Tactics and Tools

A Stone in His Shoe

Author Greg Koukl Published on 02/21/2013

In some circles there’s pressure for Christian ambassadors to “close the sale” as soon as possible. When pressed for time, get right to the meat of the message. Get to the Gospel. If the person doesn’t respond, you’ve still done your part. Shake the dust off your feet and move on.

A wise ambassador, though, “seasons his words.” He weighs his opportunities and adopts an appropriate strategy for each occasion. Sometimes, the simple truth of the cross is all that’s needed. The fruit is ripe for harvesting. Bump it and it falls into your basket.

Usually, though, the fruit is not ripe; the nonbeliever is simply not ready. He may not even have begun to think about Christianity in the right way. Dropping a message on him that, from his point of view, is meaningless or simply unbelievable doesn’t accomplish anything. In fact, it may be the worst thing you can do. He rejects a message he doesn’t understand and then he’s harder to reach next time.

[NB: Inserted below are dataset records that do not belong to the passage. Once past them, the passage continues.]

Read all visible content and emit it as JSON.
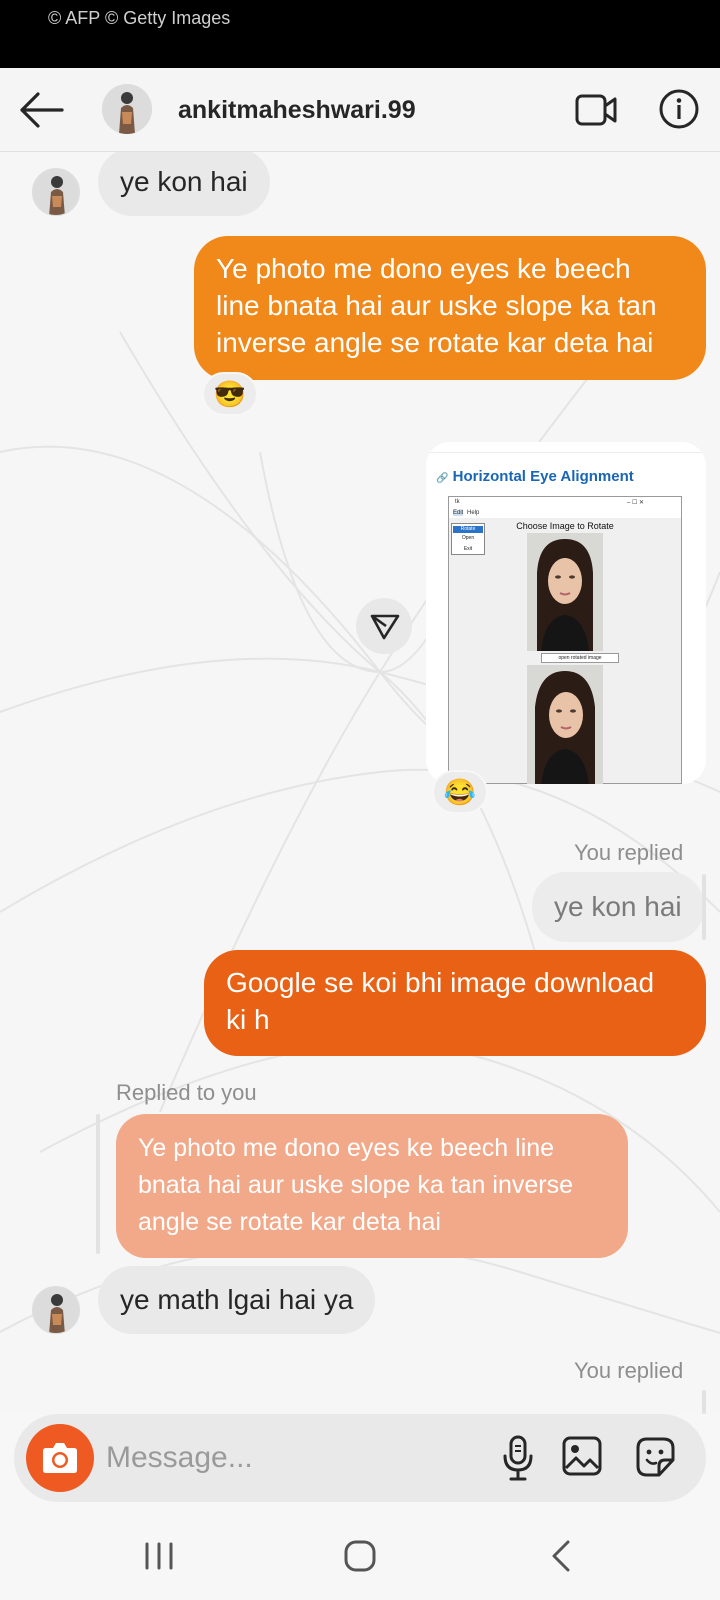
{
  "status_bar": {
    "credit": "© AFP © Getty Images"
  },
  "header": {
    "username": "ankitmaheshwari.99",
    "icons": {
      "back": "arrow-left-icon",
      "video": "video-call-icon",
      "info": "info-icon"
    }
  },
  "messages": {
    "m1": {
      "text": "ye kon hai"
    },
    "m2": {
      "lines": [
        "Ye photo me dono eyes ke beech",
        "line bnata hai aur uske slope ka tan",
        "inverse angle se rotate kar deta hai"
      ],
      "color": "#f0891a",
      "reaction": "😎"
    },
    "shared_card": {
      "link_icon": "🔗",
      "title": "Horizontal Eye Alignment",
      "window_title": "tk",
      "window_controls": "–   ☐   ✕",
      "menu_file": "Edit",
      "menu_help": "Help",
      "menu_items": [
        "Rotate",
        "Open",
        "Exit"
      ],
      "label": "Choose Image to Rotate",
      "button": "open rotated image",
      "reaction": "😂"
    },
    "m3": {
      "meta": "You replied",
      "quoted": "ye kon hai"
    },
    "m4": {
      "lines": [
        "Google se koi bhi image download",
        "ki h"
      ],
      "color": "#e86114"
    },
    "m5": {
      "meta": "Replied to you",
      "lines": [
        "Ye photo me dono eyes ke beech line",
        "bnata hai aur uske slope ka tan inverse",
        "angle se rotate kar deta hai"
      ],
      "color": "#f2a98a"
    },
    "m6": {
      "text": "ye math lgai hai ya"
    },
    "m7": {
      "meta": "You replied"
    }
  },
  "composer": {
    "placeholder": "Message...",
    "icons": {
      "camera": "camera-icon",
      "mic": "microphone-icon",
      "gallery": "gallery-icon",
      "sticker": "sticker-icon"
    }
  },
  "navbar": {
    "icons": [
      "recents-icon",
      "home-icon",
      "back-icon"
    ]
  }
}
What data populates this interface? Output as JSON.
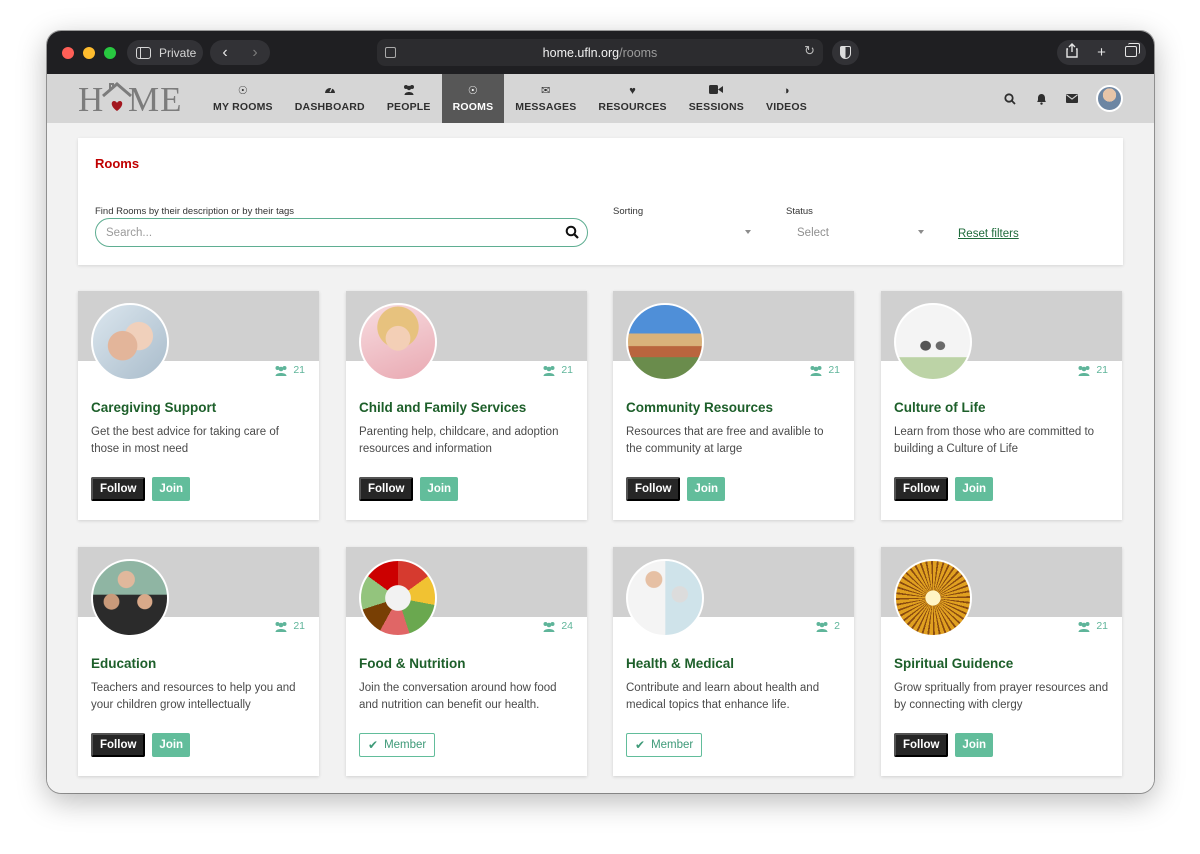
{
  "browser": {
    "private_label": "Private",
    "url_host": "home.ufln.org",
    "url_path": "/rooms"
  },
  "app": {
    "logo_h": "H",
    "logo_me": "ME",
    "nav": [
      {
        "label": "MY ROOMS",
        "icon": "target-icon"
      },
      {
        "label": "DASHBOARD",
        "icon": "dashboard-icon"
      },
      {
        "label": "PEOPLE",
        "icon": "people-icon"
      },
      {
        "label": "ROOMS",
        "icon": "target-icon",
        "active": true
      },
      {
        "label": "MESSAGES",
        "icon": "envelope-icon"
      },
      {
        "label": "RESOURCES",
        "icon": "heart-icon"
      },
      {
        "label": "SESSIONS",
        "icon": "video-camera-icon"
      },
      {
        "label": "VIDEOS",
        "icon": "contrast-icon"
      }
    ]
  },
  "filters": {
    "title": "Rooms",
    "search_label": "Find Rooms by their description or by their tags",
    "search_placeholder": "Search...",
    "sorting_label": "Sorting",
    "sorting_value": "",
    "status_label": "Status",
    "status_value": "Select",
    "reset_label": "Reset filters"
  },
  "rooms": [
    {
      "title": "Caregiving Support",
      "description": "Get the best advice for taking care of those in most need",
      "count": "21",
      "state": "follow",
      "follow_label": "Follow",
      "join_label": "Join"
    },
    {
      "title": "Child and Family Services",
      "description": "Parenting help, childcare, and adoption resources and information",
      "count": "21",
      "state": "follow",
      "follow_label": "Follow",
      "join_label": "Join"
    },
    {
      "title": "Community Resources",
      "description": "Resources that are free and avalible to the community at large",
      "count": "21",
      "state": "follow",
      "follow_label": "Follow",
      "join_label": "Join"
    },
    {
      "title": "Culture of Life",
      "description": "Learn from those who are committed to building a Culture of Life",
      "count": "21",
      "state": "follow",
      "follow_label": "Follow",
      "join_label": "Join"
    },
    {
      "title": "Education",
      "description": "Teachers and resources to help you and your children grow intellectually",
      "count": "21",
      "state": "follow",
      "follow_label": "Follow",
      "join_label": "Join"
    },
    {
      "title": "Food & Nutrition",
      "description": "Join the conversation around how food and nutrition can benefit our health.",
      "count": "24",
      "state": "member",
      "member_label": "Member"
    },
    {
      "title": "Health & Medical",
      "description": "Contribute and learn about health and medical topics that enhance life.",
      "count": "2",
      "state": "member",
      "member_label": "Member"
    },
    {
      "title": "Spiritual Guidence",
      "description": "Grow spritually from prayer resources and by connecting with clergy",
      "count": "21",
      "state": "follow",
      "follow_label": "Follow",
      "join_label": "Join"
    }
  ],
  "colors": {
    "accent_green": "#62bd9b",
    "title_green": "#1d5f2a",
    "rooms_red": "#c00000",
    "nav_active": "#575757"
  }
}
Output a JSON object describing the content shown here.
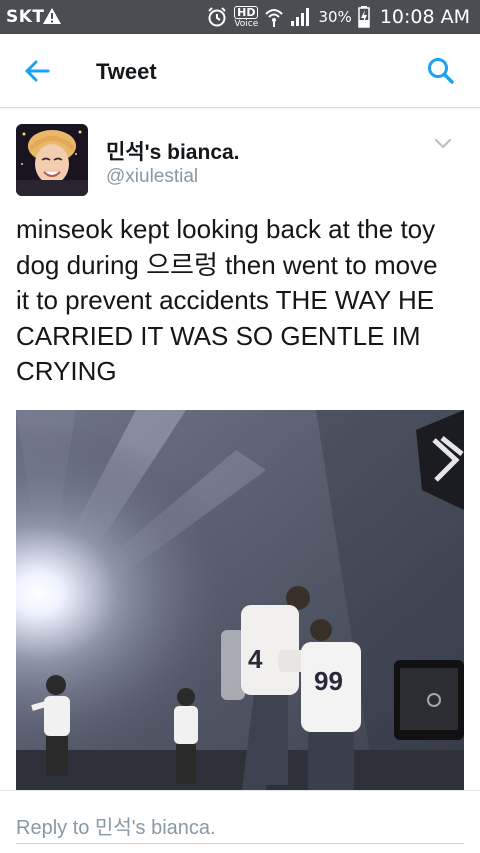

Now here is my own more modest goal. I want to put a stone in his shoe. All I want to do is give him something worth thinking about. I want him to hobble away on a nugget of truth that annoys him in a good way, something he can’t simply ignore because it continues to poke at him.

Whether the opportunity is a short one with a transient audience or a long one with a captive audience, my goal is the same—a stone in the shoe.

Some people are good “closers.” They’re good at getting the sale. What they don’t realize is that harvesting often comes easily for them because, in God’s sovereignty, many ambassadors came before them planting, watering, and weeding, one by one tending to the plant, cultivating healthy growth until it was ripe and ready to reap.

So here’s my suggestion. Follow the strategy I use when God opens a door of opportunity for me. I don’t know how long the door will be open, so I pray quickly for wisdom, then ask myself, “In this circumstance, what is one thing I can say, one question I can ask, one thought I can leave that will get him thinking?”

Then I simply try to put a stone in his shoe.